Liberalism is a political philosophy or worldview founded on ideas of liberty and equality. The former principle is stressed in classical liberalism while the latter is more evident in social liberalism. Liberals espouse a wide array of views depending on their understanding of these principles, but generally they support ideas and programs such as freedom of speech, freedom of the press, freedom of religion, free markets, civil rights, democratic societies, secular governments, and international cooperation.

Liberalism first became a distinct political movement during the Age of Enlightenment, when it became popular among philosophers and economists in the Western world. Liberalism rejected the notions, common at the time, of hereditary privilege, state religion, absolute monarchy, and the Divine Right of Kings. The 17th-century philosopher John Locke is often credited with founding liberalism as a distinct philosophical tradition. Locke argued that each man has a natural right to life, liberty and property, while adding that governments must not violate these rights based on the social contract. Liberals opposed traditional conservatism and sought to replace absolutism in government with representative democracy and the rule of law.

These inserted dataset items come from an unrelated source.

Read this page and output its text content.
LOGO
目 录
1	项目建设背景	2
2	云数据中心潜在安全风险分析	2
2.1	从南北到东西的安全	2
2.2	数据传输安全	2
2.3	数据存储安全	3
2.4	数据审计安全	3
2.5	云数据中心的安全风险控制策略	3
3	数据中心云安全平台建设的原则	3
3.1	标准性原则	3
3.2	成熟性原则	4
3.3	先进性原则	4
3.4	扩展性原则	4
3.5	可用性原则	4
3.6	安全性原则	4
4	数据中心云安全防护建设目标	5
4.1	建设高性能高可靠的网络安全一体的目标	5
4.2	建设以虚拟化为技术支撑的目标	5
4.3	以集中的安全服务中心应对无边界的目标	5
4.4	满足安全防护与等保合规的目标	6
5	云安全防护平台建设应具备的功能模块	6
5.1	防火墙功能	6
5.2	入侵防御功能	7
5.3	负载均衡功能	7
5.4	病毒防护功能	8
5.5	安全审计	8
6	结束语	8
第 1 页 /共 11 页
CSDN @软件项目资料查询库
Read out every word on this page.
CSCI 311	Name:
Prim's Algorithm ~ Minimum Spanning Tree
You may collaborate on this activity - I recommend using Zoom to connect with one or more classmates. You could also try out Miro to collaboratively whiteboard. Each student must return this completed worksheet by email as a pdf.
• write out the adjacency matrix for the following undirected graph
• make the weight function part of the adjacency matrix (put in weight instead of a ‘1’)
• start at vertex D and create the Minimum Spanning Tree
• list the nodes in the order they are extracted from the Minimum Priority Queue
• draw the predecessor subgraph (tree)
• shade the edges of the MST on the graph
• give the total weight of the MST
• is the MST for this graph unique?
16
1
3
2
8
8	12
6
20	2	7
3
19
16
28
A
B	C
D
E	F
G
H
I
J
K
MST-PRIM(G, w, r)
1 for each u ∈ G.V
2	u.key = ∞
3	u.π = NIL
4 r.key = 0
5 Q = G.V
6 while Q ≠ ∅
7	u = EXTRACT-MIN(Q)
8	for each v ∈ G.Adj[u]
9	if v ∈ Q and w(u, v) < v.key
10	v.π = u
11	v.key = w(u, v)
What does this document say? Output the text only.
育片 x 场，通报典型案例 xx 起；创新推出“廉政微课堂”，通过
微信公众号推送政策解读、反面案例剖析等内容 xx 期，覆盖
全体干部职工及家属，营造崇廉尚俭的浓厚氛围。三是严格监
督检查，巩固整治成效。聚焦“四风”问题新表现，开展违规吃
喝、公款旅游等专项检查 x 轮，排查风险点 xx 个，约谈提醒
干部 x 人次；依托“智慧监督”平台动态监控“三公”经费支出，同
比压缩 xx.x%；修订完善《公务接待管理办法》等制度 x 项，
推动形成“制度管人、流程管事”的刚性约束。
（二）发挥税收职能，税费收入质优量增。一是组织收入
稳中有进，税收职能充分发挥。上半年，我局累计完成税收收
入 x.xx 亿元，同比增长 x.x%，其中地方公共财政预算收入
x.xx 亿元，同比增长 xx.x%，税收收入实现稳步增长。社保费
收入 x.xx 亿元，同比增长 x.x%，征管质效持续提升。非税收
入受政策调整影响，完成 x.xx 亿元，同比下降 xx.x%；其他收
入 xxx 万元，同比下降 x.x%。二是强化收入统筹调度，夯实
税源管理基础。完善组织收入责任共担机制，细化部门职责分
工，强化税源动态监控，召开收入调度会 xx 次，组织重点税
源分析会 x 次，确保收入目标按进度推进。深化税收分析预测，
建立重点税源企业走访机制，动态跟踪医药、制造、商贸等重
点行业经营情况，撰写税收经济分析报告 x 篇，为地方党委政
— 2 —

Prominent revolutionaries in the Glorious Revolution, the American Revolution, and the French Revolution used liberal philosophy to justify the armed overthrow of what they saw as tyrannical rule. Liberalism started to spread rapidly especially after the French Revolution. The 19th century saw liberal governments established in nations across Europe, South America, and North America. In this period, the dominant ideological opponent of classical liberalism was conservatism, but liberalism later survived major ideological challenges from new opponents, such as fascism and communism. During the 20th century, liberal ideas spread even further as liberal democracies found themselves on the winning side in both world wars.

In Europe and North America, the establishment of social liberalism became a key component in the expansion of the welfare state. Today, liberal parties continue to wield power and influence throughout the world.